各変調部Mの出力用導波路21の両側には、その変調部Mにおける主マッハツェンダー型導波路の合波部から放射される放射光を伝搬する放射光用導波路22が設けられる。そして、各変調部Mの出力用導波路21及びその両側の放射光用導波路22を跨ぐように1つの受光素子4が配置される。すなわち、本例では、1つの受光素子4を変調部M(#1),M(#2)で共用する。受光素子4は、各々の放射光用導波路22から光波を受光するための4つの受光部41を有しており、基板1上の予め定められた位置に接着剤42で接着して固定される。
【0035】
変調部M(#1)と変調部M(#2)は、光伝搬方向に互いにずらして配置してある。そして、変調部M(#1)と変調部M(#2)で共用する受光部4は、変調部M(#1)に対する受光部41と変調部M(#2)に対する受光部41とを、変調部M(#1)と変調部M(#2)のずれた方向と同じ光伝搬方向に互いにずらして配置してある。本例では、変調部M(#1)と変調部M(#2)のずらし量及び方向と、変調部M(#1)に対する受光部41と変調部M(#2)に対する受光部41のずらし量及び方向とを一致させている。したがって、放射光用導波路22の始端部(マッハツェンダー型導波路の合波部)から受光部41までの距離D22が、受光素子4(#1)と受光素子4(#2)で一致する。
【0036】
このように、変調部M(#1)と変調部M(#2)で1つの受光素子4を共用することで、基板1上の部品数を削減できる。また、変調部M(#1)側の光導波路2と変調部M(#2)側の光導波路2とを近づけて配置できるため、基板1の幅方向の長さ(チップ幅W)を短縮できる。更に、受光素子41における各受光部41の配置を変調部M(#1),M(#2)のずらし方に合わせたため、受光部41間で受光特性を均一化することもできる。
【0037】
尚、第5実施例の構成は、他の実施例の構成と組み合わせて使用することができる。例えば、第4実施例の構成と組み合わせた光変調器を
図8に示すように、異なる波長の光波を変調する変調部で1つの受光素子4を共用してもよい。

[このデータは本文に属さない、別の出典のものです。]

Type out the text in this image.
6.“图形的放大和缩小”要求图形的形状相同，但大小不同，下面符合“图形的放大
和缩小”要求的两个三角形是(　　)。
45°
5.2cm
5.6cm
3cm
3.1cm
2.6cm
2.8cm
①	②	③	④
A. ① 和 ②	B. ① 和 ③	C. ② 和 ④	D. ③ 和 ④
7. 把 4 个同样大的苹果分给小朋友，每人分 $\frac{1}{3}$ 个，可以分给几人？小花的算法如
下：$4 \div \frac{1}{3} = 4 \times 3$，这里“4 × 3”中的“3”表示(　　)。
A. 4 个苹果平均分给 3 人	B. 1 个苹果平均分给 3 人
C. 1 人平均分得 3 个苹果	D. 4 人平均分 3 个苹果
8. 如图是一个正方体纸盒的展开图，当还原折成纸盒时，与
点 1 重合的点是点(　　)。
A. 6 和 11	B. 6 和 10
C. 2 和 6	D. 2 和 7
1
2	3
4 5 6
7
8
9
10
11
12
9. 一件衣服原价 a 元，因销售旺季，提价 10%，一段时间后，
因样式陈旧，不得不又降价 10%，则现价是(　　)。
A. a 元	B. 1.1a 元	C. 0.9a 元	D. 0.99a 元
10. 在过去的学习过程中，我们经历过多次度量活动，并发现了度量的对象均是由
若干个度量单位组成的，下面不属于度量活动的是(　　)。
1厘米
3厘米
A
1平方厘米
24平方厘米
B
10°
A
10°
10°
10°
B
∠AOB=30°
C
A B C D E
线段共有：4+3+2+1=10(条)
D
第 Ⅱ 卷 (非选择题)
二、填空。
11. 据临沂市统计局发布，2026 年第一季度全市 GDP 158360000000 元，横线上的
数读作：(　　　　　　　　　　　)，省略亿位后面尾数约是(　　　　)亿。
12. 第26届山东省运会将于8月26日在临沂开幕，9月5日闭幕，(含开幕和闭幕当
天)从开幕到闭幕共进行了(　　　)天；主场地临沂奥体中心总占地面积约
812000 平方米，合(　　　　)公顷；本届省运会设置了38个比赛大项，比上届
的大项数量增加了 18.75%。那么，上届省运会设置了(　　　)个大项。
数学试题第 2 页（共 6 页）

図8では、λ1の波長の光波に対する変調部M(#2)とλ2の波長の光波に対する変調部M(#3)とで共用する受光素子4(#2,#3)を設けてある。この共用の受光素子4(#2,#3)では、各変調部に対する受光部41間に、モニタ信号間の信号混入を防ぐための遮光構造43を設けることが望ましい。遮光構造43としては、例えば、埋め込み型の電極や、溝構造を用いることができる。
【0038】
以上、実施例に基づいて本発明を説明したが、本発明は上述した内容に限定されず、本発明の趣旨を逸脱しない範囲で適宜設計変更可能であることはいうまでもない。